やっぱああいうちょっとしたところの動きがカッコイイよなコウテイ……。
「なんというか、他のみんなもだけど、プリンセスもまだ動きが固いんだよ。最初だし仕方ないかなとも思ったんだけど、フルルはそのへん意外とリラックスしながら動けてたしさ」
まぁ、リラックスしすぎて半テンポ遅くなってた気もするが……。
「指摘みたいなのはこんなとこかな。参考になればいいんだが」
「ご苦労だったと思いますよ。うまくチベスナさんの言いたいことを言えたと思いますよ」
「は?」
ナメた口をきいたチベスナに制裁をくだしつつ、*3
「でも……正直感想を聞かせてくれって二回目に言われたときは、思わず言葉が詰まったよ」
俺の忌憚ない意見に死屍累々といった調子のPPPを見て、俺は苦笑した。
んで実際にボロボロになってるので、本当に言ってよかったのかって思いもないことはないが……。

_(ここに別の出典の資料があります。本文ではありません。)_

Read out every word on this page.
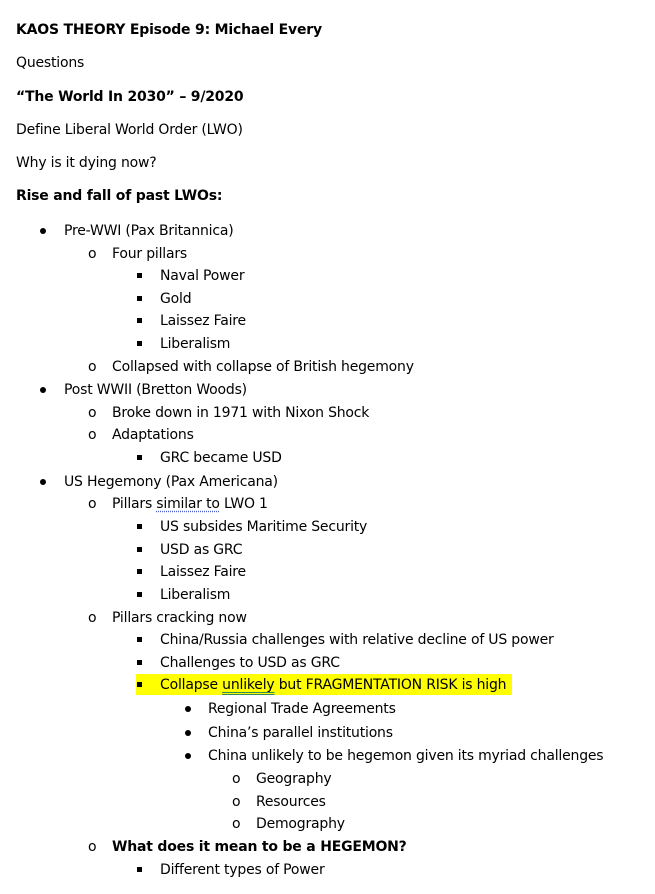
KAOS THEORY Episode 9: Michael Every
Questions
“The World In 2030” – 9/2020
Define Liberal World Order (LWO)
Why is it dying now?
Rise and fall of past LWOs:
Pre-WWI (Pax Britannica)
o Four pillars
Naval Power
Gold
Laissez Faire
Liberalism
o Collapsed with collapse of British hegemony
Post WWII (Bretton Woods)
o Broke down in 1971 with Nixon Shock
o Adaptations
GRC became USD
US Hegemony (Pax Americana)
o Pillars similar to LWO 1
US subsides Maritime Security
USD as GRC
Laissez Faire
Liberalism
o Pillars cracking now
China/Russia challenges with relative decline of US power
Challenges to USD as GRC
Collapse unlikely but FRAGMENTATION RISK is high
Regional Trade Agreements
China’s parallel institutions
China unlikely to be hegemon given its myriad challenges
o Geography
o Resources
o Demography
o What does it mean to be a HEGEMON?
Different types of Power
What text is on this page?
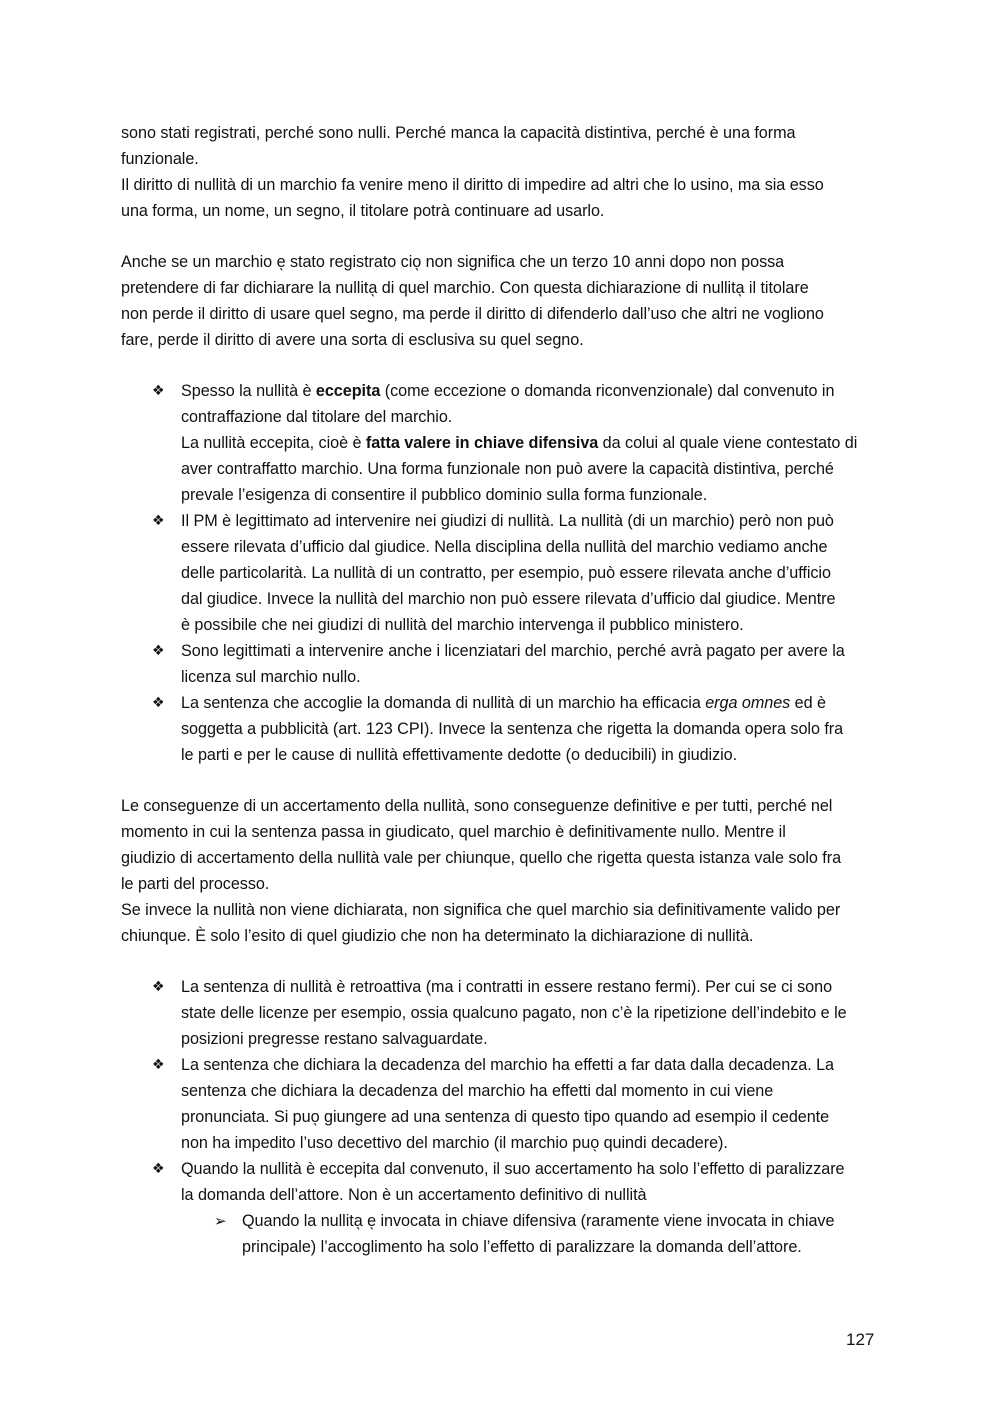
sono stati registrati, perché sono nulli. Perché manca la capacità distintiva, perché è una forma
funzionale.
Il diritto di nullità di un marchio fa venire meno il diritto di impedire ad altri che lo usino, ma sia esso
una forma, un nome, un segno, il titolare potrà continuare ad usarlo.
Anche se un marchio e̖ stato registrato cio̖ non significa che un terzo 10 anni dopo non possa
pretendere di far dichiarare la nullita̖ di quel marchio. Con questa dichiarazione di nullita̖ il titolare
non perde il diritto di usare quel segno, ma perde il diritto di difenderlo dall’uso che altri ne vogliono
fare, perde il diritto di avere una sorta di esclusiva su quel segno.
❖ Spesso la nullità è eccepita (come eccezione o domanda riconvenzionale) dal convenuto in
contraffazione dal titolare del marchio.
La nullità eccepita, cioè è fatta valere in chiave difensiva da colui al quale viene contestato di
aver contraffatto marchio. Una forma funzionale non può avere la capacità distintiva, perché
prevale l’esigenza di consentire il pubblico dominio sulla forma funzionale.
❖ Il PM è legittimato ad intervenire nei giudizi di nullità. La nullità (di un marchio) però non può
essere rilevata d’ufficio dal giudice. Nella disciplina della nullità del marchio vediamo anche
delle particolarità. La nullità di un contratto, per esempio, può essere rilevata anche d’ufficio
dal giudice. Invece la nullità del marchio non può essere rilevata d’ufficio dal giudice. Mentre
è possibile che nei giudizi di nullità del marchio intervenga il pubblico ministero.
❖ Sono legittimati a intervenire anche i licenziatari del marchio, perché avrà pagato per avere la
licenza sul marchio nullo.
❖ La sentenza che accoglie la domanda di nullità di un marchio ha efficacia erga omnes ed è
soggetta a pubblicità (art. 123 CPI). Invece la sentenza che rigetta la domanda opera solo fra
le parti e per le cause di nullità effettivamente dedotte (o deducibili) in giudizio.
Le conseguenze di un accertamento della nullità, sono conseguenze definitive e per tutti, perché nel
momento in cui la sentenza passa in giudicato, quel marchio è definitivamente nullo. Mentre il
giudizio di accertamento della nullità vale per chiunque, quello che rigetta questa istanza vale solo fra
le parti del processo.
Se invece la nullità non viene dichiarata, non significa che quel marchio sia definitivamente valido per
chiunque. È solo l’esito di quel giudizio che non ha determinato la dichiarazione di nullità.
❖ La sentenza di nullità è retroattiva (ma i contratti in essere restano fermi). Per cui se ci sono
state delle licenze per esempio, ossia qualcuno pagato, non c’è la ripetizione dell’indebito e le
posizioni pregresse restano salvaguardate.
❖ La sentenza che dichiara la decadenza del marchio ha effetti a far data dalla decadenza. La
sentenza che dichiara la decadenza del marchio ha effetti dal momento in cui viene
pronunciata. Si puo̖ giungere ad una sentenza di questo tipo quando ad esempio il cedente
non ha impedito l’uso decettivo del marchio (il marchio puo̖ quindi decadere).
❖ Quando la nullità è eccepita dal convenuto, il suo accertamento ha solo l’effetto di paralizzare
la domanda dell’attore. Non è un accertamento definitivo di nullità
➢ Quando la nullita̖ e̖ invocata in chiave difensiva (raramente viene invocata in chiave
principale) l’accoglimento ha solo l’effetto di paralizzare la domanda dell’attore.
127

「そりゃそうよ。だって、じゃなきゃチーターのところに来た意味がないじゃない」
いじけモードから復帰してむくりと起き上がりながら、プリンセスはそう返した。
……そうか。俺のところに来た意味、か……。
「ただ歌いたい、踊りたいだけならみずべちほーでやっていればいいもの。フレンズもいっぱいいるし。それでもこっちに来たのは……」
「ちょっと待つと思いますよ。それはしあたーにフレンズがいないと?」
「俺も聞き捨てならないぞそこは」
「だっていないじゃない!」
うぐっ! き、忌憚ない意見返し……。
「ともかく! 此処に来たのは……ふつうのフレンズには聞けない意見を聞きたかったからなの」
「はかせじょしゅやジャイアントペンギンはだめだと思いますよ?」
「はかせとじょしゅは歌とかうるさいから嫌いって言うし……先輩は、『こういうのは先輩が口出ししちゃ台無しだからなー』って……」
「言いそう」
ジャイアントペンギンはそういうこと言うよね。
それで俺に助言を求めるよう誘導してんだから、結局自分でやればいいんじゃないかと思わなくもないが────ま、多分照れ臭いんだろ。先輩としてのメンツを立てて言わないでおいてやるが。*4
「じゃあ、逆にどうだった? 俺の意見は役に立ったか?」
「チーター。俺『達』だと思いますよ」
「逆にオメーは何したよ」
横から茶々入れてただけだろ!
「ええ。すごく参考になったわ。とってもね。それでその……お願いがあるんだけど」
そう言って、プリンセスは横のコウテイをちらりと見る。
コウテイはプリンセスの視線に頷き、前に一歩進み出た。……なんか段取り臭を感じるな。最初から予定してたのか?
怪訝に思う俺をよそに、コウテイは真面目な顔でこう言った。
「チーター、頼む。此処でわたし達に……『がっしゅく』をさせてくれ」
……はは~ん? なるほど、ここまでがジャイアントペンギンの入れ知恵だな?